Madhavan Nair, a lorry driver, is loyal and honest to his master Keshava Panicker. In return, Panicker offers him a lorry, and a house in which to stay along with his family consisting of Lakshmi, his wife and two sons. With time, Madhavan Nair turns into a rich businessman who owns several buses, automobile workshops, and trucks. Balachandran, his elder son runs his business, while Rajendran, younger son is of carefree nature, who is also in his final years in college.

Rajendran falls in love with Usha, Panicker's daughter, while Balachandran is in love with Indu, daughter of Varma, an old feudal family, who had lost all his wealth with time. With the consent of parents, both Rajendran and Balachandran marry and their hearts throb. But life turns more troublesome after the marriage.

Both Indu and Usha get into petty quarrels leading to serious clashes inside the house. Things even get out of hand with both the brothers getting into physical fights in front of the parents. In such a fight between Rajendran and Balan, Madhavan Nair and Lakshmi interfere, but accidentally, the blow hit on Lakshmi's head, leading to her death, shocking everyone.

==Cast==

- Mohanlal as Rajendran, Madhavan Nair's Younger Son
- Swapna as Usha Paniker, Rajendran's wife
- Lalu Alex as Balachandran, Madhavan Nair's Elder Son
- Menaka as Indulekha, Balachandran's wife
- Jose Prakash as Madhavan Nair
- Kaviyoor Ponnamma as Leshmi, Madhavan Nair's wife
- Jagathy Sreekumar as Gopakumar, Madhavan Nair's Son in law
- Anu (Babitha) as Madhavan Nair's Daughter and Gopakumar's Wife
- Adoor Bhasi as Keshava Paniker, Usha's Father
- Meena as Bhagirathi, Ushas's mother
- Kundara Johnny as Sreedharan
- M. S. Thripunithura as Indu's father
- Sukumari as Indu's Mother
- Kollam G. K. Pillai as Sankara Pillai

==Soundtrack==
The songs were composed by Johnson and the lyrics were by Poovachal Khader.

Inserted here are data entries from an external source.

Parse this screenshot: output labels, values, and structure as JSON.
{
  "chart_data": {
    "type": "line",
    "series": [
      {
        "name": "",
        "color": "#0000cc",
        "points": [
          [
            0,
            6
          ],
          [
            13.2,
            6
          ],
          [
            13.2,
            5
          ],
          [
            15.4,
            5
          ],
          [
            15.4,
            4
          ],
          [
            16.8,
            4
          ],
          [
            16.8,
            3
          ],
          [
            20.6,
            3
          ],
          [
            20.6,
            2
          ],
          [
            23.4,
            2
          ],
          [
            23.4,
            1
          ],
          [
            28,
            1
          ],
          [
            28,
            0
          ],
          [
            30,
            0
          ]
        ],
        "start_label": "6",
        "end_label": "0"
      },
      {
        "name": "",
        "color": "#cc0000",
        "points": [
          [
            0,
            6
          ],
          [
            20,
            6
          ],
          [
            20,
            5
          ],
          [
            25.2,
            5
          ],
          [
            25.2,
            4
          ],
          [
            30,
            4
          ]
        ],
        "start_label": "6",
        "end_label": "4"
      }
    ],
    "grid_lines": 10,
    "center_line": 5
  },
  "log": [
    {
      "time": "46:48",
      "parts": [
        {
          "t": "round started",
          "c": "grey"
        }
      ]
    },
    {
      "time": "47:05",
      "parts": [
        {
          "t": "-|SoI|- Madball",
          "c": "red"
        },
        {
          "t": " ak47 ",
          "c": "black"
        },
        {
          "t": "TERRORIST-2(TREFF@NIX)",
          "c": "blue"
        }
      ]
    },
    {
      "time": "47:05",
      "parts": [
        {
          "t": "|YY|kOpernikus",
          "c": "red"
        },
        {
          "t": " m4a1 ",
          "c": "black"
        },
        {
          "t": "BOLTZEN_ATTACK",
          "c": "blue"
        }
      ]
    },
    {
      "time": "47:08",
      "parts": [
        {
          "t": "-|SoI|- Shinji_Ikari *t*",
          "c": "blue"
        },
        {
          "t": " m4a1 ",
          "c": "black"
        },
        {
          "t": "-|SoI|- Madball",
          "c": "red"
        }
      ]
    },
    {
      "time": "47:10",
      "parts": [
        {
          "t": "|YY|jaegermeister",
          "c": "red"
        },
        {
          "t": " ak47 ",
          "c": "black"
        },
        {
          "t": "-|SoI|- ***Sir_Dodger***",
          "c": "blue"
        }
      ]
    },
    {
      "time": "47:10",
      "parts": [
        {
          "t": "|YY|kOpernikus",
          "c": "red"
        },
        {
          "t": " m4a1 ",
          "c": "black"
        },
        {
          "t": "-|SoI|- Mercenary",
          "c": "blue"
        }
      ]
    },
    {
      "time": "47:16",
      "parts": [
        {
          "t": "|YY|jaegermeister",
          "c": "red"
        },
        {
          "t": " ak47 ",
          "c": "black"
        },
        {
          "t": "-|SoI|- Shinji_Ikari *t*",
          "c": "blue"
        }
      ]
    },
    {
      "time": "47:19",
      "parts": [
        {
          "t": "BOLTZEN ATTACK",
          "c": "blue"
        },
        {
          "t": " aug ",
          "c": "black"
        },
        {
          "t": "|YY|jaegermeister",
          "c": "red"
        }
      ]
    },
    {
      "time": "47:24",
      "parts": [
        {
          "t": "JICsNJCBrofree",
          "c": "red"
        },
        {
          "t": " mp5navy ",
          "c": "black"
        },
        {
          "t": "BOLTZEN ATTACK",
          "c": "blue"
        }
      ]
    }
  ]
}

Swanthamevide Bandhamevide (Original Motion Picture Soundtrack)
| No. | Title | Singer(s) | Length |
|---|---|---|---|
| 1. | "Amrithum Kulirum" | K. J. Yesudas | 4:25 |
| 2. | "Oro Thazhvaravum" | P. Jayachandran, Vani Jairam | 4:20 |
| 3. | "Odi Odi Odi Vannu Njan" | J. M. Raju, Vani Jairam | 4:16 |
| 4. | "Shapamo Ee Bhavanam" | K. J. Yesudas | 4:25 |

==Box office==
The film was a commercial success at the box office. It was one among the most successful films of Sasikumar.